Photo: Neil Da Costa

Remembering Ben Hall

By Joshua Edward Wright


When I was in prison, a big part of it was networking. Inviting people to classes; facilitating ones with volunteers that came in to share their time, listen to our stories, or teach. After my first year, there was a kind of lull in doing so as I did it alone. It felt tedious, frustrating and overwhelming to constantly explain to people why they should check out a class, or why it would be important to alter existing ones. After a few months of this process by myself, a man came in from Oregon State Penitentiary (OSP). We had chains come twice a week with mew transfers from other prisons, as Columbia River Correctional Institution (CRCI) is a treatment and release facility. You cannot be there unless you have 4 years or less on your sentence, and are minimum custody (attained through "good behavior").

This man, however, was not a normal transfer. He had done the work I was doing for years, and been a part of creating and improving programs and classes at the prison he came from. I had found an ally; a partner; a co-creator that valued and pursued education at any cost, desired peace, and put love on its rightful place on a pedestal, while also not tolerating bullying nor abuse, no matter who you were. Some of the times I felt closest to him were when we were finding people to invite to Phoenix Rising Transitions.

People later told me that our tag team approach—Ben would talk with other prisoners that expressed interest in joining first, then sent them to me for a final evaluation—was effective, intimidating, and somewhat comical, all at the same time. Ben was the inquisitive and curious one, searching for the psychological reasons behind the interest in joining our inside activism, and I seemed to be uncharacteristically harsh and interrogatory. We both cared so deeply about the spaces we were a part of, and those that we allowed to enter them, for we found them to be our temporary solace in the negative quicksand the prison environment can be.
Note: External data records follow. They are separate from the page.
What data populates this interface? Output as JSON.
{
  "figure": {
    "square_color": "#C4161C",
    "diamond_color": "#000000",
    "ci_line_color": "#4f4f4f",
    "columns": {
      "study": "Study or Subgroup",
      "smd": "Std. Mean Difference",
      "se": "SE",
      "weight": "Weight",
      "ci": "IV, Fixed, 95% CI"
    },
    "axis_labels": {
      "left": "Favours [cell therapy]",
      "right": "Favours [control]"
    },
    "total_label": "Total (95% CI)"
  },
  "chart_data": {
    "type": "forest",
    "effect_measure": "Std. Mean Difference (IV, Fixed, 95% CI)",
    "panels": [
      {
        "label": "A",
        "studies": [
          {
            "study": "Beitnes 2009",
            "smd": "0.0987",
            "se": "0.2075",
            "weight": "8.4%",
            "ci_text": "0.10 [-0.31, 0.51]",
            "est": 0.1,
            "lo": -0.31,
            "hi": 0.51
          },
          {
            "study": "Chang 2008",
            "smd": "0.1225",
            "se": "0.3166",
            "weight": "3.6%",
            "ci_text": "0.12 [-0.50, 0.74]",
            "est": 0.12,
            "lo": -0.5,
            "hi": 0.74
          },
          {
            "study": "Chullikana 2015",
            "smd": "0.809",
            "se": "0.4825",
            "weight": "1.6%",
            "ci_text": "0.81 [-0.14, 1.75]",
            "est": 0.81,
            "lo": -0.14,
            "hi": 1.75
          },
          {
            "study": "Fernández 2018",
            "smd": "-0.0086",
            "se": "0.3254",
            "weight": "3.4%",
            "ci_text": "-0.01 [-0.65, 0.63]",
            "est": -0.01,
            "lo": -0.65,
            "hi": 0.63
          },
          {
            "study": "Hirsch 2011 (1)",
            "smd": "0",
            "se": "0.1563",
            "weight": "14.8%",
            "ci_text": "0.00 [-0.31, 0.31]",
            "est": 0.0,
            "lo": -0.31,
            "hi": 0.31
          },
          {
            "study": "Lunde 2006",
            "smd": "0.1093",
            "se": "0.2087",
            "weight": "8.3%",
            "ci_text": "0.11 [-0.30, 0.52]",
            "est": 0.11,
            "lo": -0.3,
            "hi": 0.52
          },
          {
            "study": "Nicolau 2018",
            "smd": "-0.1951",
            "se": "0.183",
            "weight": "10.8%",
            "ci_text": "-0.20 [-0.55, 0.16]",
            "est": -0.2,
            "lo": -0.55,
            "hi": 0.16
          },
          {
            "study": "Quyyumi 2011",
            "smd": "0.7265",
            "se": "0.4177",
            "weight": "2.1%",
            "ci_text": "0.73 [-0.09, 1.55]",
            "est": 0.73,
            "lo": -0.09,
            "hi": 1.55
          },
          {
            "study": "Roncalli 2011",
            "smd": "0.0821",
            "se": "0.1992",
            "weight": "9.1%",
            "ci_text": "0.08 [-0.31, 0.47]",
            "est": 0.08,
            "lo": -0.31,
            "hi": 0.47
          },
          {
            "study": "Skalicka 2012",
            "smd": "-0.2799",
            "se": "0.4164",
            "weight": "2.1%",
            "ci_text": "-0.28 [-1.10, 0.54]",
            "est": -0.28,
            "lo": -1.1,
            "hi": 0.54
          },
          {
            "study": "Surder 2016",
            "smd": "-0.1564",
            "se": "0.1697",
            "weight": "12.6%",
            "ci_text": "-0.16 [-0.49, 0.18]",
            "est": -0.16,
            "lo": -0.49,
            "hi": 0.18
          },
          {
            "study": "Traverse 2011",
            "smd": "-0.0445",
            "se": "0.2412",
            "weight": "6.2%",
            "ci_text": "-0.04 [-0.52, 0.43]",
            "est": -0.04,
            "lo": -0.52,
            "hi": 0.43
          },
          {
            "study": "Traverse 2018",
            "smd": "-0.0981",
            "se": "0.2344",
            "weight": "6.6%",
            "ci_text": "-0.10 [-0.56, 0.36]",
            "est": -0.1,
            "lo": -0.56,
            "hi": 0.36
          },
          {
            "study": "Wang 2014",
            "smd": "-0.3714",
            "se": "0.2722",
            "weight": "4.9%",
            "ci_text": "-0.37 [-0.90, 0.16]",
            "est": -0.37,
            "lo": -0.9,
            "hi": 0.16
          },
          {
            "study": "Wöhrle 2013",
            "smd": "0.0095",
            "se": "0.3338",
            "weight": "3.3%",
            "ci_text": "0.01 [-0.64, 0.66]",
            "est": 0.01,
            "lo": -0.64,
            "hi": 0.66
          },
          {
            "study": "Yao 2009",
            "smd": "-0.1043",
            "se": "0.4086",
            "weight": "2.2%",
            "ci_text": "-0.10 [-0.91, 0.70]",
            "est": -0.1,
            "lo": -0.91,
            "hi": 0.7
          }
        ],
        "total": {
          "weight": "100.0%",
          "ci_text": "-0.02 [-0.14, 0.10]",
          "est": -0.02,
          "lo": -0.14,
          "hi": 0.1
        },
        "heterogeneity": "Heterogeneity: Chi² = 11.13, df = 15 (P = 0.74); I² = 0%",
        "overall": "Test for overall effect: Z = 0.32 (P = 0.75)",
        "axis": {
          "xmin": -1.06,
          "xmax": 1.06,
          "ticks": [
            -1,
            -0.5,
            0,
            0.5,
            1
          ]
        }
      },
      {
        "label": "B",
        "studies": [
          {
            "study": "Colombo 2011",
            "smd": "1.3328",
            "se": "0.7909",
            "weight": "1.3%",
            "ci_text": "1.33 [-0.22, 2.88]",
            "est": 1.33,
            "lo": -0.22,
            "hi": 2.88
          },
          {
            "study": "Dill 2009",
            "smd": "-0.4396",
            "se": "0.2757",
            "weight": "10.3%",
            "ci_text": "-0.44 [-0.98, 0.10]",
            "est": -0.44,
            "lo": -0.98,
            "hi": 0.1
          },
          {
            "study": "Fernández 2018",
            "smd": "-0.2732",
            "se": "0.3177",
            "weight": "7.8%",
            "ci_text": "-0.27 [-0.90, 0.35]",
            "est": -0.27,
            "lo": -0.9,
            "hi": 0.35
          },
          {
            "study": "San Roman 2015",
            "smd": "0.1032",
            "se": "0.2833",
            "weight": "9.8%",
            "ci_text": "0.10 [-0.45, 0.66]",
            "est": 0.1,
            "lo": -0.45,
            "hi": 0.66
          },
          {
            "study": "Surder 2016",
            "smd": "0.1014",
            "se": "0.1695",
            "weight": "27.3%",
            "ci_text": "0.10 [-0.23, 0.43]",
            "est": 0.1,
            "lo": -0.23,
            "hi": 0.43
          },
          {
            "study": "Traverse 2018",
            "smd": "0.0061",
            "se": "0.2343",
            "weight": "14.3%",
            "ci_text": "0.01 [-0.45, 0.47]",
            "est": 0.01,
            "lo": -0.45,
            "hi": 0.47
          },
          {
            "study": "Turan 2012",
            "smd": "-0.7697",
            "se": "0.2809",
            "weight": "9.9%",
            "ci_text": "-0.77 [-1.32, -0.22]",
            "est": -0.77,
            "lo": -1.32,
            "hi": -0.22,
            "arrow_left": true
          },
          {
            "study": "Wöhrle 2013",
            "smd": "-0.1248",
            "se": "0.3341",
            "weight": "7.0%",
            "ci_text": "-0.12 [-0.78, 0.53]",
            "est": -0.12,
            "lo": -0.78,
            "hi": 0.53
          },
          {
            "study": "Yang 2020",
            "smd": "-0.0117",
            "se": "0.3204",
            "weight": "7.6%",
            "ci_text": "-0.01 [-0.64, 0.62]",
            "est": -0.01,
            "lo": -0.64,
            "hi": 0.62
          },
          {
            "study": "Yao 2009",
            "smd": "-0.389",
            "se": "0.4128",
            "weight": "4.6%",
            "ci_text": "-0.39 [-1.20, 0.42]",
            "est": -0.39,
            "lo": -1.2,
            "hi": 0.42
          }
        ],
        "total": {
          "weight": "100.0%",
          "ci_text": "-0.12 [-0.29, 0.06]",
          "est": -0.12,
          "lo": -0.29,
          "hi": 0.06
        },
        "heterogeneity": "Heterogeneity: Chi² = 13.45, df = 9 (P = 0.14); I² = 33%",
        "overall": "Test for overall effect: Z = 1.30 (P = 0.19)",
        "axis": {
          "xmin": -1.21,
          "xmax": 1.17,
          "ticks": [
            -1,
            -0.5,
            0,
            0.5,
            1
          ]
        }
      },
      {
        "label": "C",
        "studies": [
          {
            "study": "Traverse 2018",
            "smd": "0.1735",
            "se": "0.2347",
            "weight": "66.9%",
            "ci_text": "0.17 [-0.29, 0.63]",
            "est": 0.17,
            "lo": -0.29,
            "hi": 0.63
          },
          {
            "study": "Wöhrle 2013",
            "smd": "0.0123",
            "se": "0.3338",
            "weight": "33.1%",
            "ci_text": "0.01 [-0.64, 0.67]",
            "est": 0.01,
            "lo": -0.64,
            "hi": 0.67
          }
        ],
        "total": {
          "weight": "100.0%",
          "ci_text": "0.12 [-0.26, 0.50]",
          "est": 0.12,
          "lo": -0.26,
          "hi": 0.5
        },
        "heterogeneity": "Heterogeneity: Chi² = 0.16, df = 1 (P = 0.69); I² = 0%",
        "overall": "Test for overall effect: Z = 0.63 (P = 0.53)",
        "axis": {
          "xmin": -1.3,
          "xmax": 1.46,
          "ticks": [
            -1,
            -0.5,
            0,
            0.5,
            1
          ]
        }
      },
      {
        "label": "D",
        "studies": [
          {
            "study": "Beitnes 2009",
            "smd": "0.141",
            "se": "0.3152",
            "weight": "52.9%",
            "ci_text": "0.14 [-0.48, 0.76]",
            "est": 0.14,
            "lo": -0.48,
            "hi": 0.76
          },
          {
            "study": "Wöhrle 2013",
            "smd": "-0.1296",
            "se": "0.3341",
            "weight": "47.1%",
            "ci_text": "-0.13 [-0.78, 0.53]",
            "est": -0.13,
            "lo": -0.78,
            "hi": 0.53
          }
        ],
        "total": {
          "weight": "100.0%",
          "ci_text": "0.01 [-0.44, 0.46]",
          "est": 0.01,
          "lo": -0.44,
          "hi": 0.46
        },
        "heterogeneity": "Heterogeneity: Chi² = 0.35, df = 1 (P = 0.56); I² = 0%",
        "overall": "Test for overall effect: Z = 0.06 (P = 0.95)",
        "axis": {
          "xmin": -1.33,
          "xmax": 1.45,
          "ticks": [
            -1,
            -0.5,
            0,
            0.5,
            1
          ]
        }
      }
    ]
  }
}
Unfortunately, like many tortured artists, Ben's demon was addiction. Yet the love for others and the beauty he found in the smallest of things was what got him through his struggle. His first full year at CRCI, all he could talk about was the fact that he could see trees from the yard when we were allowed out for the 30-45 minute yard lines. For he had just spent two decades at OSP, where there are 30 foot concrete walls preventing most all visibility (besides strategically placed gun towers with Correctional Officers posted with sniper rifles in them).

The world lost him recently, but above all, the one thing that gives me solace with his passing is the fact that he was finally, after 23 years straight in prison, able to get out of a cage and be one with Mother Earth. He hugged and took pictures of almost every tree he came across after release. He, finally, was able to be at peace with the thing that brought him comfort, and hope.

I love you, Benjamin James Hall . I'll see you again someday, where the forests are endless, and the trees hug back.